Mao Pheak (R) talks about his experiences as a trafficked fisherman on a Fijian vessel during a press conference yesterday in Phnom Penh. He was repatriated to Cambodia earlier this month. Photograph: Heng Chivoan/Phnom Penh Post
T & P, the notorious labour recruitment firm that was closed down last year because of its appalling record of abuse scandals, is continuing to receive and pocket remittances from maids stranded in Malaysia, a coalition of rights groups told a press conference yesterday.
At the conference, hosted by Coordination of Action Research on AIDS & Mobility, executive director Ya Navuth said the number of complaints filed against T & P and Giant Ocean International, which mysteriously shut down in February, had skyrocketed this year.
“We wonder why those companies sent workers to Singapore, China, Fiji, Mauritius and South Africa like this, because the government only allowed [them to send] to Thailand, Korea and Malaysia,” he said.

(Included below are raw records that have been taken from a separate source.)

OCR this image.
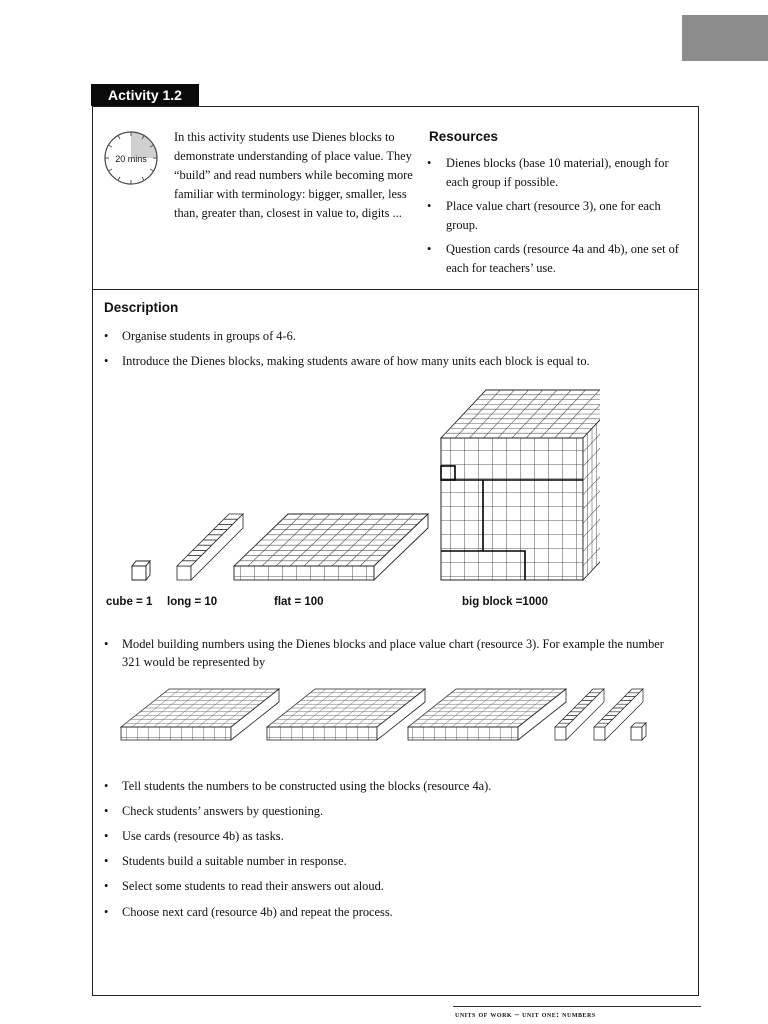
Activity 1.2
20 mins
In this activity students use Dienes blocks to demonstrate understanding of place value. They “build” and read numbers while becoming more familiar with terminology: bigger, smaller, less than, greater than, closest in value to, digits ...
Resources
• Dienes blocks (base 10 material), enough for each group if possible.
• Place value chart (resource 3), one for each group.
• Question cards (resource 4a and 4b), one set of each for teachers’ use.
Description
• Organise students in groups of 4-6.
• Introduce the Dienes blocks, making students aware of how many units each block is equal to.
cube = 1 long = 10	flat = 100	big block =1000
• Model building numbers using the Dienes blocks and place value chart (resource 3). For example the number 321 would be represented by
• Tell students the numbers to be constructed using the blocks (resource 4a).
• Check students’ answers by questioning.
• Use cards (resource 4b) as tasks.
• Students build a suitable number in response.
• Select some students to read their answers out aloud.
• Choose next card (resource 4b) and repeat the process.
units of work – unit one: numbers
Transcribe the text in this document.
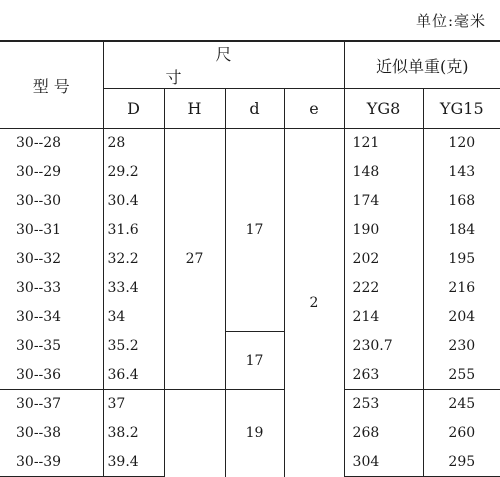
单位:毫米
型 号	尺 寸				近似单重(克)	
	D	H	d	e	YG8	YG15
30--28	28	27	17	2	121	120
30--29	29.2				148	143
30--30	30.4				174	168
30--31	31.6				190	184
30--32	32.2				202	195
30--33	33.4				222	216
30--34	34				214	204
30--35	35.2		17		230.7	230
30--36	36.4				263	255
30--37	37		19		253	245
30--38	38.2				268	260
30--39	39.4				304	295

Navuth said the families of migrant workers had filed 56 complaints against T & P and 46 against Giant Ocean International in the first six months of this year, a seven-fold increase compared with the same period in 2011.
He also called on the Ministry of Labour to distribute the US$100,000 deposit the firms were required to pay for their licences to recruit workers.
Pung Chhiv Kek, chairwoman of the Committee on the Elimination of Discrimination against Women, said that though T & P was shut down in October, the firm continued to deposit remittances intended for workers’ families into a bank account.
“Some of the workers in Malaysia told us they continued to send money,” she said, adding the families never saw a cent.
Kek said nothing was known about where T & P’s bank account was and urged authorities to help stop the defunct firm from continuing to profit from exploitation.
Chiv Phally, deputy director of the Ministry of Interior’s anti-human trafficking and juvenile protection department, said the Ministry of Labour was responsible for seeing that victims were compensated.
Ho Vuthy, deputy director-general at the Ministry of Labour’s department of labour, declined to comment and secretary of state Oum Mean could not be reached.
Two men who were trafficked onto fishing boats after registering with Giant Ocean International agonisingly detailed the all-too-familiar stories of their ordeals at sea.
Bursting into tears and unable to sit still, 32-year-old Mao Pheak explained how he had ended up on a fishing boat in Fiji for more than a year after being promised a job in Japan.
“I was beaten sometimes. I could not eat food for one or two days. And lastly, I could not get my salary,” he said.